Puis pédagogue, il poursuit :

- "Ah le mesquine", ça veut dire "Ah le pauvre", parce que c'est vrai, tu comprends quoi, il a vraiment pas eu de chance, Zacheri il venait pour aider.

J'essaie d'approfondir :

- Et ça se dit comme ça aussi pour un garçon "LE" mesquine ?

- Ben oui, mais pour une fille, aussi on dit juste "la". Et puis le prénom pour préciser, si l'autre a pas pigé.
[une pause réflexive, brève, puis]
En fait on sait que vous vous le dites pour "avare" je crois ? Et seulement si c'est une dame ?

J'affine un peu en confirmant ; puis poursuis l'enquête :

- Et "saucés" pour toi, ça veut dire quoi ?

Là c'est lui le surpris. Il ignorait l'existence d'un tout autre usage. C'est moi qui lui explique que de mon temps, on disait "se faire saucer" pour prendre une averse (parce qu'on était sortis au moment où il s'était mis à pleuvoir et qu'on n'avait ni imperméable ni parapluie).

Il me fait remarquer que ce n'est pas tout à fait pareil parce que nous utilisons une forme réflexive quand la leur est directe.

- Nous on dit "Ils sont saucés" tout court.

- Et ça veut dire quoi exactement ?

- Ben ça veut dire être tout content alors que bon y a pas de raison, pas tant que ça, explique-t-il avant de conclure par son sempiternel,

- C'est dard. ,

dont j'ai enfin fini par comprendre le rôle de ponctuation tinté d'un implicite ite missa est, indicateur d'une zone de silence à venir ou d'un nouveau sujet.

Me revient en mémoire une conversation récente de voiture qu'il avait eue avec sa soeur laquelle avait concédé au passage l'aveu des statistiques de fréquentation de son Myspace, mention à laquelle, admiratif, il avait réagi en disant :

- Quand je pense que Perceval (2)  il est tout saucé parce qu'en un an il a eu 500 personnes.

(1) avec la Bécassine Béate qu'il a pour mère, j'avoue qu'il a de l'entraînement.

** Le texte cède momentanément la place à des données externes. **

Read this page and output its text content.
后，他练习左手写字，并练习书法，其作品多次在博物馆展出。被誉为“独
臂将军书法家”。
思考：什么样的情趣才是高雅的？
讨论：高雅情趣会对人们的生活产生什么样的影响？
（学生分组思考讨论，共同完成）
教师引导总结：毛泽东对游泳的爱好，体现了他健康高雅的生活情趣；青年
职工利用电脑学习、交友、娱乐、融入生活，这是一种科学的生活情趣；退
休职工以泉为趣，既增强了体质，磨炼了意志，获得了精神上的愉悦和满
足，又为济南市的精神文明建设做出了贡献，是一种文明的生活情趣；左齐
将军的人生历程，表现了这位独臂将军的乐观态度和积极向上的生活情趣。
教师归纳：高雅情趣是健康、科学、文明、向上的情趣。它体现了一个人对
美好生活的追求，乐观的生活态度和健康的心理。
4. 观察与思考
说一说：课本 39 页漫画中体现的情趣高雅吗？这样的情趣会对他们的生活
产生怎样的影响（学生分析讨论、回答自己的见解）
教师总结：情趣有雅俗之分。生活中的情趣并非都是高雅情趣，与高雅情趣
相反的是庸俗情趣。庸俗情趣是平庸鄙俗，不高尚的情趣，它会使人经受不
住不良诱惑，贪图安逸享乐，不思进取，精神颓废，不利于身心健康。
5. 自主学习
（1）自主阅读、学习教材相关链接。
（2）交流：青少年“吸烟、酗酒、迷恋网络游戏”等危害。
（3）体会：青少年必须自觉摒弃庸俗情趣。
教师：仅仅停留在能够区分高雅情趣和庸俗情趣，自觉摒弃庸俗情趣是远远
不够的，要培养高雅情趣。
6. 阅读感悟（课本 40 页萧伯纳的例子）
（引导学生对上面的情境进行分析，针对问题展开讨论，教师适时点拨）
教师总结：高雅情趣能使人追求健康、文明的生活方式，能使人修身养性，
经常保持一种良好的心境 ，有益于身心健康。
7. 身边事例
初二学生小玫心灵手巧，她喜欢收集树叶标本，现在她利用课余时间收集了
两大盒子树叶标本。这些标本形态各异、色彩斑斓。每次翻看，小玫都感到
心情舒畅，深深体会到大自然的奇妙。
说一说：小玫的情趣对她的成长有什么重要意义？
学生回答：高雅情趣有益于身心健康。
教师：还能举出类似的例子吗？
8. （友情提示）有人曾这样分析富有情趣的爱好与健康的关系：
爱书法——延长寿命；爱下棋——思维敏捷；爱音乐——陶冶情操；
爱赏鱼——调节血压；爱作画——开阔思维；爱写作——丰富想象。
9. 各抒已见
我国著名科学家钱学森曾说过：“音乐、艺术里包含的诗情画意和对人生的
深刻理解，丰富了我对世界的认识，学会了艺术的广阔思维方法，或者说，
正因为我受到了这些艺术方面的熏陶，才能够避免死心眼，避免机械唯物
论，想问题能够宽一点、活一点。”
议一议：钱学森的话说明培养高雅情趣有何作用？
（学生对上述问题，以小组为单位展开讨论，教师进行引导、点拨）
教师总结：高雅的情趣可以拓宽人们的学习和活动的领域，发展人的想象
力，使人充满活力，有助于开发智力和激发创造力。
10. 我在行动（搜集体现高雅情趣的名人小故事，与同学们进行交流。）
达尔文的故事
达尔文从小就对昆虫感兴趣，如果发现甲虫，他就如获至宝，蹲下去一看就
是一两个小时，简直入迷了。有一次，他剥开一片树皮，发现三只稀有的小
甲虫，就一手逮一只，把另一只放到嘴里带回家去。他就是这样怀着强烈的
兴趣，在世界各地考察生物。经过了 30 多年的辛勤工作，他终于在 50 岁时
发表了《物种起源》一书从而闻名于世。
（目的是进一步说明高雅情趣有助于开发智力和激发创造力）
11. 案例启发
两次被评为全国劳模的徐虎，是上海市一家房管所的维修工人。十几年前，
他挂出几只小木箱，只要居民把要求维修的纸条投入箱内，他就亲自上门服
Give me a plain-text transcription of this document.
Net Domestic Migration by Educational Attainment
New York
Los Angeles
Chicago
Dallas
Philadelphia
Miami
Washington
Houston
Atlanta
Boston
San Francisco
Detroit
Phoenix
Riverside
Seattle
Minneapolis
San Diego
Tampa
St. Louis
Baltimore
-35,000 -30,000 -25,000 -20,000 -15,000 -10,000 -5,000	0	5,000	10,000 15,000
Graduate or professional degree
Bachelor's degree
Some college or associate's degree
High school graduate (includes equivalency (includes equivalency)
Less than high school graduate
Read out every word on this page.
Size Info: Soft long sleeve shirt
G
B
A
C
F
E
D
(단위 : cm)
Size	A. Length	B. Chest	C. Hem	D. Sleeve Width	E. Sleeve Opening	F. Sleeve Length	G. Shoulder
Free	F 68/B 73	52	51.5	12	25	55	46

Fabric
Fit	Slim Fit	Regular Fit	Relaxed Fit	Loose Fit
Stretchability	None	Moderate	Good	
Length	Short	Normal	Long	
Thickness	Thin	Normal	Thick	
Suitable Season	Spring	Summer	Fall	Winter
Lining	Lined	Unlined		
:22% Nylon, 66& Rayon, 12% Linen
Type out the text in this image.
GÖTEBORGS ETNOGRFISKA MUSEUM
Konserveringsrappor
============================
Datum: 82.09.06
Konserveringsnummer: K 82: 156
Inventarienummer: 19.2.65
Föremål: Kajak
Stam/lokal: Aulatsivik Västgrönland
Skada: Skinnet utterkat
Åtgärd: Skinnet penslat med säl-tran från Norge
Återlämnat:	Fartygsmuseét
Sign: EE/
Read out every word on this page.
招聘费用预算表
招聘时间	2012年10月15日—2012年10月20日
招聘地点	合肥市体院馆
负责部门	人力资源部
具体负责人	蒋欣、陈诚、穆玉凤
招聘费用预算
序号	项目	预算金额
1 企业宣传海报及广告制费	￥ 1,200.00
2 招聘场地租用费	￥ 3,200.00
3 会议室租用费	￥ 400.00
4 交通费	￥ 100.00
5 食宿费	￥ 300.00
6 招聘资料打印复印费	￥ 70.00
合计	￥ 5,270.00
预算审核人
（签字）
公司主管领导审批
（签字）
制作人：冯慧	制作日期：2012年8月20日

(2) prénom fictif évidemment.

[photo : même endroit, même moment (quasiment)]

 

Pour les lecteurs que la sémantique en pleine vie intéresseraient à titre scientifique, je précise que le  garçon qui sert d'inspirateur au semi-personnage de Stéphanot et dont les paroles ont été au plus fidèlement que j'ai pu retranscrites, va sur ses 13 ans et vit et étudie dans la boucle nord du 92 en limite du 93, collège public, quartier populaire.

    

Spéciale dédicace à Marie Desplechin en vue de son Journal d'Aurore Tome III.